Thursday, March 13, 2008

Pivot Point

Do you ever wonder how you got to be where you are in life? Were there any moments that seemed pivotal to your current employment or outlook that completely shifted your perspective? Or were they a sum of its many parts, decisions, outcomes, relationships, etc that fate bestowed on you?

I think everyone has an interesting story to tell. The twists and turns, the ups and downs that make up our realities. The thread of passions, interwoven throughout time and our ability to follow them and make them happen. Can we alter an eventual outcome? Can small decisions made today greatly effect where we will be in 10, 20, or 30 years?

In 2002, I landed a job in Bellevue selling floors from the Internet. It was a small startup company that hit it big with all of the development nationwide and they expanded quickly. Each morning I would wake up and fight the traffic across the 520 bridge and put in my 9 hours of customer service via IP phones, then return home. At first it was exciting - and then when I learned the ins and outs of how to efficiently do my job, I got extremely bored. I was also out of shape, smoking and making everyday nutritional choices that spiraled my weight higher and higher.

I expressed my unhappiness to my friend Nina and she suggested I start biking to work. First things first, I had to buy a bike. I was also working part time at REI and got a screaming pro deal on a Big Buzz. Within a week I was riding into work - and felt amazing! My mind was stronger than my body though and within a few short weeks my trick knee went out on me and I knew it was time to go under the knife and scope my meniscus. With just a little taste of the long missed aerobic exercise, I was hooked and eagerly looking forward to getting in the saddle again once I healed from surgery.

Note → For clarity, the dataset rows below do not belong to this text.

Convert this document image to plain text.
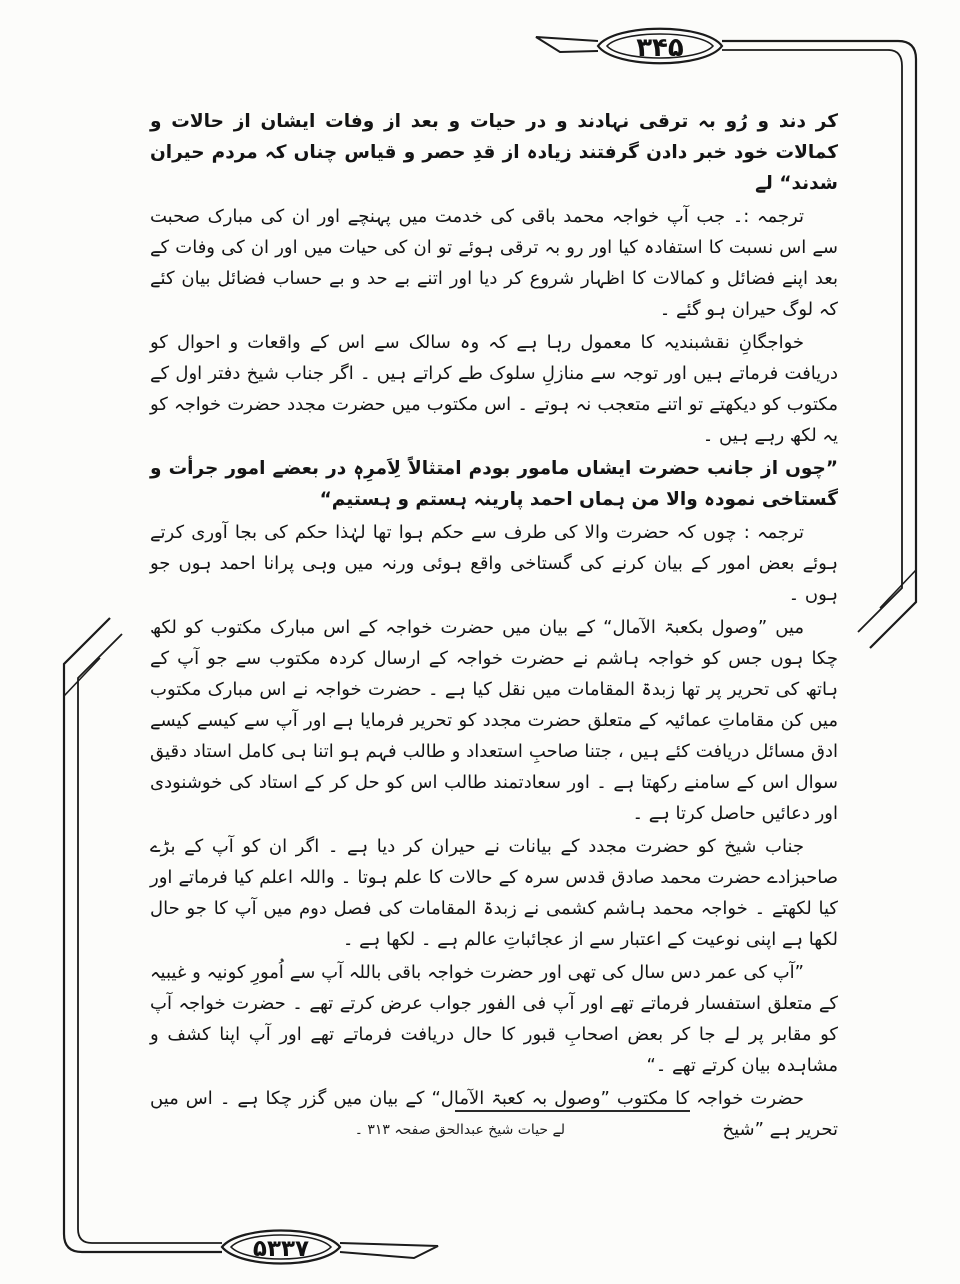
۳۴۵
۵۳۳۷

کر دند و رُو بہ ترقی نہادند و در حیات و بعد از وفات ایشان از حالات و کمالات خود خبر دادن گرفتند زیادہ از قدِ حصر و قیاس چناں کہ مردم حیران شدند“ لے

ترجمہ :۔ جب آپ خواجہ محمد باقی کی خدمت میں پہنچے اور ان کی مبارک صحبت سے اس نسبت کا استفادہ کیا اور رو بہ ترقی ہوئے تو ان کی حیات میں اور ان کی وفات کے بعد اپنے فضائل و کمالات کا اظہار شروع کر دیا اور اتنے بے حد و بے حساب فضائل بیان کئے کہ لوگ حیران ہو گئے ۔

خواجگانِ نقشبندیہ کا معمول رہا ہے کہ وہ سالک سے اس کے واقعات و احوال کو دریافت فرماتے ہیں اور توجہ سے منازلِ سلوک طے کراتے ہیں ۔ اگر جناب شیخ دفتر اول کے مکتوب کو دیکھتے تو اتنے متعجب نہ ہوتے ۔ اس مکتوب میں حضرت مجدد حضرت خواجہ کو یہ لکھ رہے ہیں ۔

”چوں از جانب حضرت ایشاں مامور بودم امتثالاً لِاَمرِہٖ در بعضے امور جرأت و گستاخی نمودہ والا من ہماں احمد پارینہ ہستم و ہستیم“

ترجمہ : چوں کہ حضرت والا کی طرف سے حکم ہوا تھا لہٰذا حکم کی بجا آوری کرتے ہوئے بعض امور کے بیان کرنے کی گستاخی واقع ہوئی ورنہ میں وہی پرانا احمد ہوں جو ہوں ۔

میں ”وصول بکعبۃ الآمال“ کے بیان میں حضرت خواجہ کے اس مبارک مکتوب کو لکھ چکا ہوں جس کو خواجہ ہاشم نے حضرت خواجہ کے ارسال کردہ مکتوب سے جو آپ کے ہاتھ کی تحریر پر تھا زبدۃ المقامات میں نقل کیا ہے ۔ حضرت خواجہ نے اس مبارک مکتوب میں کن مقاماتِ عمائیہ کے متعلق حضرت مجدد کو تحریر فرمایا ہے اور آپ سے کیسے کیسے ادق مسائل دریافت کئے ہیں ، جتنا صاحبِ استعداد و طالب فہم ہو اتنا ہی کامل استاد دقیق سوال اس کے سامنے رکھتا ہے ۔ اور سعادتمند طالب اس کو حل کر کے استاد کی خوشنودی اور دعائیں حاصل کرتا ہے ۔

جناب شیخ کو حضرت مجدد کے بیانات نے حیران کر دیا ہے ۔ اگر ان کو آپ کے بڑے صاحبزادے حضرت محمد صادق قدس سرہ کے حالات کا علم ہوتا ۔ واللہ اعلم کیا فرماتے اور کیا لکھتے ۔ خواجہ محمد ہاشم کشمی نے زبدۃ المقامات کی فصل دوم میں آپ کا جو حال لکھا ہے اپنی نوعیت کے اعتبار سے از عجائباتِ عالم ہے ۔ لکھا ہے ۔

”آپ کی عمر دس سال کی تھی اور حضرت خواجہ باقی باللہ آپ سے اُمورِ کونیہ و غیبیہ کے متعلق استفسار فرماتے تھے اور آپ فی الفور جواب عرض کرتے تھے ۔ حضرت خواجہ آپ کو مقابر پر لے جا کر بعض اصحابِ قبور کا حال دریافت فرماتے تھے اور آپ اپنا کشف و مشاہدہ بیان کرتے تھے ۔“

حضرت خواجہ کا مکتوب ”وصول بہ کعبۃ الآمال“ کے بیان میں گزر چکا ہے ۔ اس میں تحریر ہے ”شیخ

لے حیات شیخ عبدالحق صفحہ ۳۱۳ ۔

Meanwhile, another friend was looking for flooring and worked in the biking industry. We bartered each others killer hook up and next thing we know he's walking on brand new cork flooring and I'm zipping around a on Mary Kay Pink Kona. I quite smoking, started eating right, started taking the really long way home and signing up for as many centuries as possible.

With a new perspective on life, a pivotal moment if you will, I realized I needed to make some more changes to be completely happy. Basically the job had to go. Being yelled at by customers and a few lame decisions by the leadership in the company (like not having any women in upper management) fueled my fire to quit and walk away. I had also finished the RSVP (Ride from Seattle to Vancouver to Party) and found I was passing most men. That competitive edge came out - and I knew I wanted to try racing.

Things worked out really well when my mom let me know she would like help in the family property management business. Suddenly my commute went from an hour by bike to 6 minutes. My hours reduced from 9 to 4. I was able to ride more and more. Stress lifted from my shoulders, the planets aligned and in 2005 I did my first Mason Lake race and placed 3rd. The following week I was so amped to race and had my mom come and watch - and placed first. She videoed the finish - screaming uncontrollably in my support and hasn't stopped since.

So back to my original question... I think life is a sum of its many parts, altered if things are missing. Sure there are things I would have changed - like smoking, what was I thinking? But maybe I wouldn't have pushed myself as hard to get in shape? Who knows - but when it all boils down, I'm pretty happy with the outcome. I'm doing what I love now and wouldn't change a thing.